In terms of civic responsibility, he stresses to his students how an understanding of history makes them more capable citizens, which is crucial in our participatory system. Finally, with regard to philosophical questions of existence, Justin argues that history is designed to provide a sense of perspective and to sharpen our understanding of who we are as people and what is our purpose in life. That’s not to say that history answers those big questions, but hopefully it gets his students thinking about them.

Student response to Justin’s classes has been very positive. He’s happy to hear from a number of students who were dreading history before the semester, but by the end of the semester they ended up really enjoying it. Justin thinks that one of the challenges in the field is to shatter the perception that history is just trivial memorization. Obviously it involves memorization, but the ultimate goal is comprehension, not just recitation. If he can show that approach to the students, Justin finds that they buy in.

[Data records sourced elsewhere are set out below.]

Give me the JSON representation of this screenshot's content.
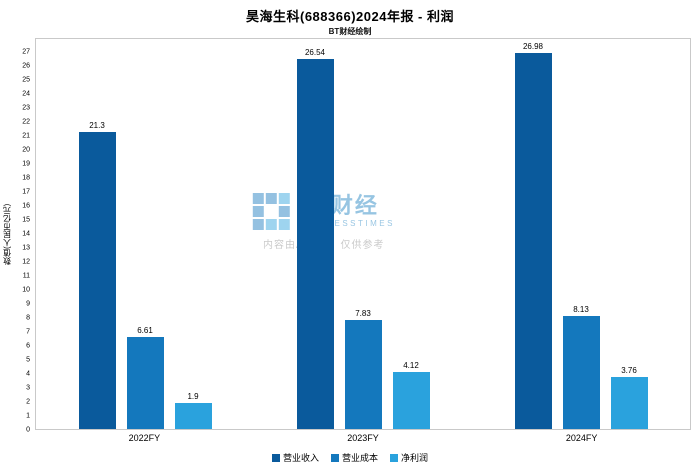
{
  "title": "昊海生科(688366)2024年报 - 利润",
  "subtitle": "BT财经绘制",
  "watermark": {
    "brand": "BT财经",
    "brand_sub": "BUSINESSTIMES",
    "disclaimer": "内容由AI生成，仅供参考"
  },
  "chart_data": {
    "type": "bar",
    "categories": [
      "2022FY",
      "2023FY",
      "2024FY"
    ],
    "series": [
      {
        "name": "营业收入",
        "color": "#0a5a9c",
        "values": [
          21.3,
          26.54,
          26.98
        ]
      },
      {
        "name": "营业成本",
        "color": "#1478bd",
        "values": [
          6.61,
          7.83,
          8.13
        ]
      },
      {
        "name": "净利润",
        "color": "#2aa2dd",
        "values": [
          1.9,
          4.12,
          3.76
        ]
      }
    ],
    "xlabel": "",
    "ylabel": "数值(人民币亿元)",
    "ylim": [
      0,
      28
    ],
    "yticks": [
      0,
      1,
      2,
      3,
      4,
      5,
      6,
      7,
      8,
      9,
      10,
      11,
      12,
      13,
      14,
      15,
      16,
      17,
      18,
      19,
      20,
      21,
      22,
      23,
      24,
      25,
      26,
      27
    ],
    "grid": false,
    "legend_position": "bottom"
  }
}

Sometimes it can be difficult to separate Justin’s professional and personal lives, as his research reflects his personal interests. Justin has always been a big baseball fan, and his doctoral dissertation is on baseball’s role in US-Cuba diplomacy. On the weekends and during the semester breaks, almost all in his social circle are co-workers. Sometimes this kind of overlap can make it feel like he is never “off the clock,” but Justin believes that’s the nature of an academic life and he thinks that it makes the work that he does much more enjoyable.

For Justin the FA means support and empowerment. When he came to SCCC, the faculty were coming to the end of the two-year salary freeze that the members voted to support in order to protect faculty jobs from being cut. It wasn’t lost on him that without that sacrifice, the position that he arrived to fill may not have existed. Justin was immediately impressed with the New Member Mentor Program. Always having someone that he could go to with questions that first year was comforting.

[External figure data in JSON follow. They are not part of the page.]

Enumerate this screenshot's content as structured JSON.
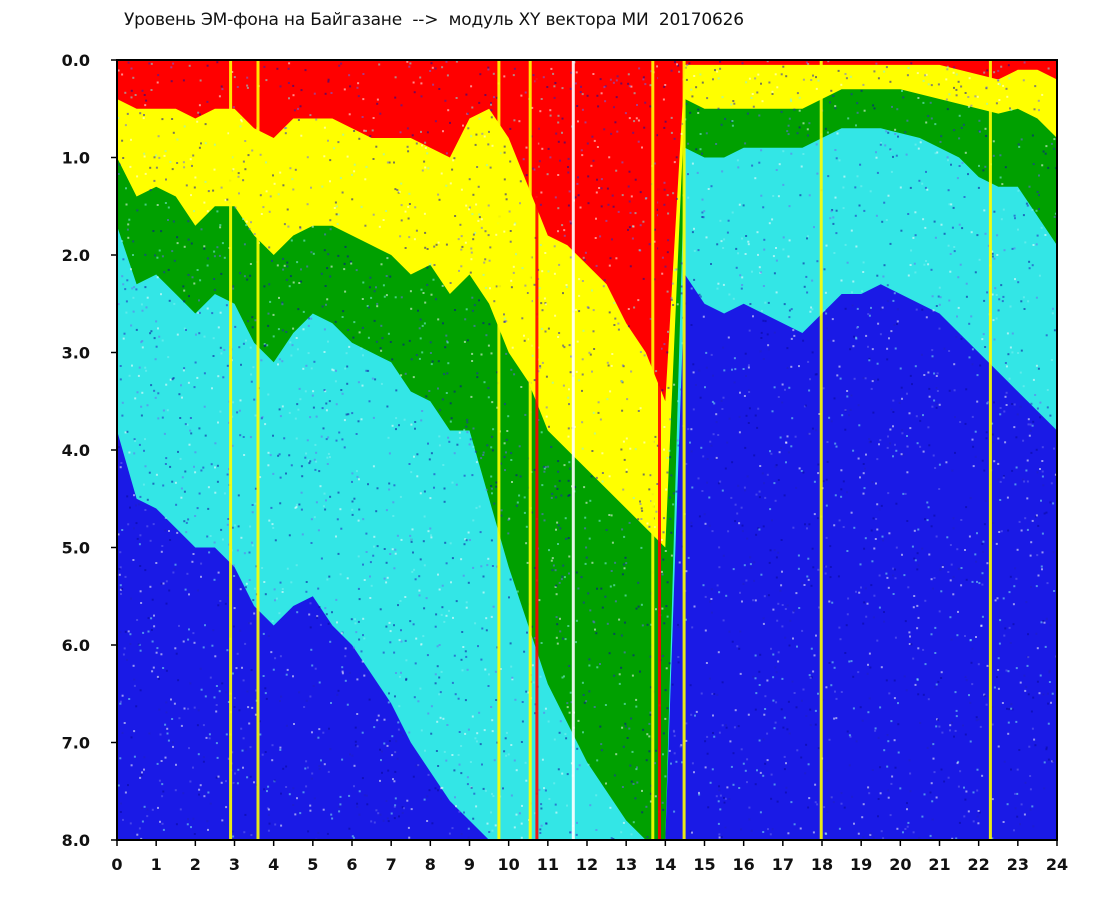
{
  "title": "Уровень ЭМ-фона на Байгазане  -->  модуль XY вектора МИ  20170626",
  "chart_data": {
    "type": "heatmap",
    "title": "Уровень ЭМ-фона на Байгазане  -->  модуль XY вектора МИ  20170626",
    "xlabel": "",
    "ylabel": "",
    "xlim": [
      0,
      24
    ],
    "ylim": [
      8.0,
      0.0
    ],
    "x_ticks": [
      "0",
      "1",
      "2",
      "3",
      "4",
      "5",
      "6",
      "7",
      "8",
      "9",
      "10",
      "11",
      "12",
      "13",
      "14",
      "15",
      "16",
      "17",
      "18",
      "19",
      "20",
      "21",
      "22",
      "23",
      "24"
    ],
    "y_ticks": [
      "0.0",
      "1.0",
      "2.0",
      "3.0",
      "4.0",
      "5.0",
      "6.0",
      "7.0",
      "8.0"
    ],
    "grid": false,
    "colors": [
      "#ff0000",
      "#ffff00",
      "#00a000",
      "#33e6e6",
      "#1a1ae6"
    ],
    "color_levels": [
      "red",
      "yellow",
      "green",
      "cyan",
      "blue"
    ],
    "x": [
      0,
      0.5,
      1,
      1.5,
      2,
      2.5,
      3,
      3.5,
      4,
      4.5,
      5,
      5.5,
      6,
      6.5,
      7,
      7.5,
      8,
      8.5,
      9,
      9.5,
      10,
      10.5,
      11,
      11.5,
      12,
      12.5,
      13,
      13.5,
      14,
      14.5,
      15,
      15.5,
      16,
      16.5,
      17,
      17.5,
      18,
      18.5,
      19,
      19.5,
      20,
      20.5,
      21,
      21.5,
      22,
      22.5,
      23,
      23.5,
      24
    ],
    "red_band_end": [
      0.4,
      0.5,
      0.5,
      0.5,
      0.6,
      0.5,
      0.5,
      0.7,
      0.8,
      0.6,
      0.6,
      0.6,
      0.7,
      0.8,
      0.8,
      0.8,
      0.9,
      1.0,
      0.6,
      0.5,
      0.8,
      1.3,
      1.8,
      1.9,
      2.1,
      2.3,
      2.7,
      3.0,
      3.5,
      0.05,
      0.05,
      0.05,
      0.05,
      0.05,
      0.05,
      0.05,
      0.05,
      0.05,
      0.05,
      0.05,
      0.05,
      0.05,
      0.05,
      0.1,
      0.15,
      0.2,
      0.1,
      0.1,
      0.2
    ],
    "yellow_band_end": [
      1.0,
      1.4,
      1.3,
      1.4,
      1.7,
      1.5,
      1.5,
      1.8,
      2.0,
      1.8,
      1.7,
      1.7,
      1.8,
      1.9,
      2.0,
      2.2,
      2.1,
      2.4,
      2.2,
      2.5,
      3.0,
      3.3,
      3.8,
      4.0,
      4.2,
      4.4,
      4.6,
      4.8,
      5.0,
      0.4,
      0.5,
      0.5,
      0.5,
      0.5,
      0.5,
      0.5,
      0.4,
      0.3,
      0.3,
      0.3,
      0.3,
      0.35,
      0.4,
      0.45,
      0.5,
      0.55,
      0.5,
      0.6,
      0.8
    ],
    "green_band_end": [
      1.7,
      2.3,
      2.2,
      2.4,
      2.6,
      2.4,
      2.5,
      2.9,
      3.1,
      2.8,
      2.6,
      2.7,
      2.9,
      3.0,
      3.1,
      3.4,
      3.5,
      3.8,
      3.8,
      4.5,
      5.2,
      5.8,
      6.4,
      6.8,
      7.2,
      7.5,
      7.8,
      8.0,
      8.0,
      0.9,
      1.0,
      1.0,
      0.9,
      0.9,
      0.9,
      0.9,
      0.8,
      0.7,
      0.7,
      0.7,
      0.75,
      0.8,
      0.9,
      1.0,
      1.2,
      1.3,
      1.3,
      1.6,
      1.9
    ],
    "cyan_band_end": [
      3.8,
      4.5,
      4.6,
      4.8,
      5.0,
      5.0,
      5.2,
      5.6,
      5.8,
      5.6,
      5.5,
      5.8,
      6.0,
      6.3,
      6.6,
      7.0,
      7.3,
      7.6,
      7.8,
      8.0,
      8.0,
      8.0,
      8.0,
      8.0,
      8.0,
      8.0,
      8.0,
      8.0,
      8.0,
      2.2,
      2.5,
      2.6,
      2.5,
      2.6,
      2.7,
      2.8,
      2.6,
      2.4,
      2.4,
      2.3,
      2.4,
      2.5,
      2.6,
      2.8,
      3.0,
      3.2,
      3.4,
      3.6,
      3.8
    ],
    "vertical_stripes": [
      {
        "x": 2.9,
        "color": "yellow"
      },
      {
        "x": 3.6,
        "color": "yellow"
      },
      {
        "x": 9.75,
        "color": "yellow"
      },
      {
        "x": 10.55,
        "color": "yellow"
      },
      {
        "x": 10.72,
        "color": "red"
      },
      {
        "x": 11.65,
        "color": "white"
      },
      {
        "x": 13.68,
        "color": "yellow"
      },
      {
        "x": 13.85,
        "color": "red"
      },
      {
        "x": 14.48,
        "color": "yellow"
      },
      {
        "x": 17.98,
        "color": "yellow"
      },
      {
        "x": 22.3,
        "color": "yellow"
      }
    ]
  }
}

The FA has also extended a lot of professional opportunities to him, including most recently the chance to work with the new Conflict Mediation Program and to receive intensive training from an expert in negotiation, arbitration and conflict resolution. Justin believes that the FA is so good because of the people in the FA. He’s very appreciative of how much they’ve done for him.

For the future Justin is very excited to be expanding the program at the Eastern Campus by adding the Liberal Arts and Sciences: Social Sciences degree, which includes a history emphasis option. He is hopeful that this will allow the college to better identify and advise our students who want to be history majors and he’s eager to share his own experiences in the field with those students. Justin teaches one history course per semester for the honors program, and this semester he’s teaching an honors version of the Foundations of American History (HIS103) course for the first time. Justin is also filling in as honors coordinator while Adam Penna is on sabbatical.

With his own academic background and research, Justin would someday like to develop and teach a course on American foreign policy and international relations. He’s also interested in creating a course, likely a special topics offering, on baseball and American history. Justin feels that a lot of the major themes in modern American history can be studied through baseball, such as how industrialization and urbanization gave rise to professional teams and organized leagues; how American foreign policy, particularly in the western hemisphere, helped to grow baseball’s appeal in the Caribbean; and how Jim Crow and racism led to segregation and baseball’s color barrier.

As Yogi Berra once observed, baseball is ninety percent mental and the other half is physical; Justin Turner’s knowledge and enthusiasm for teaching will surely correct this equation for SCCC.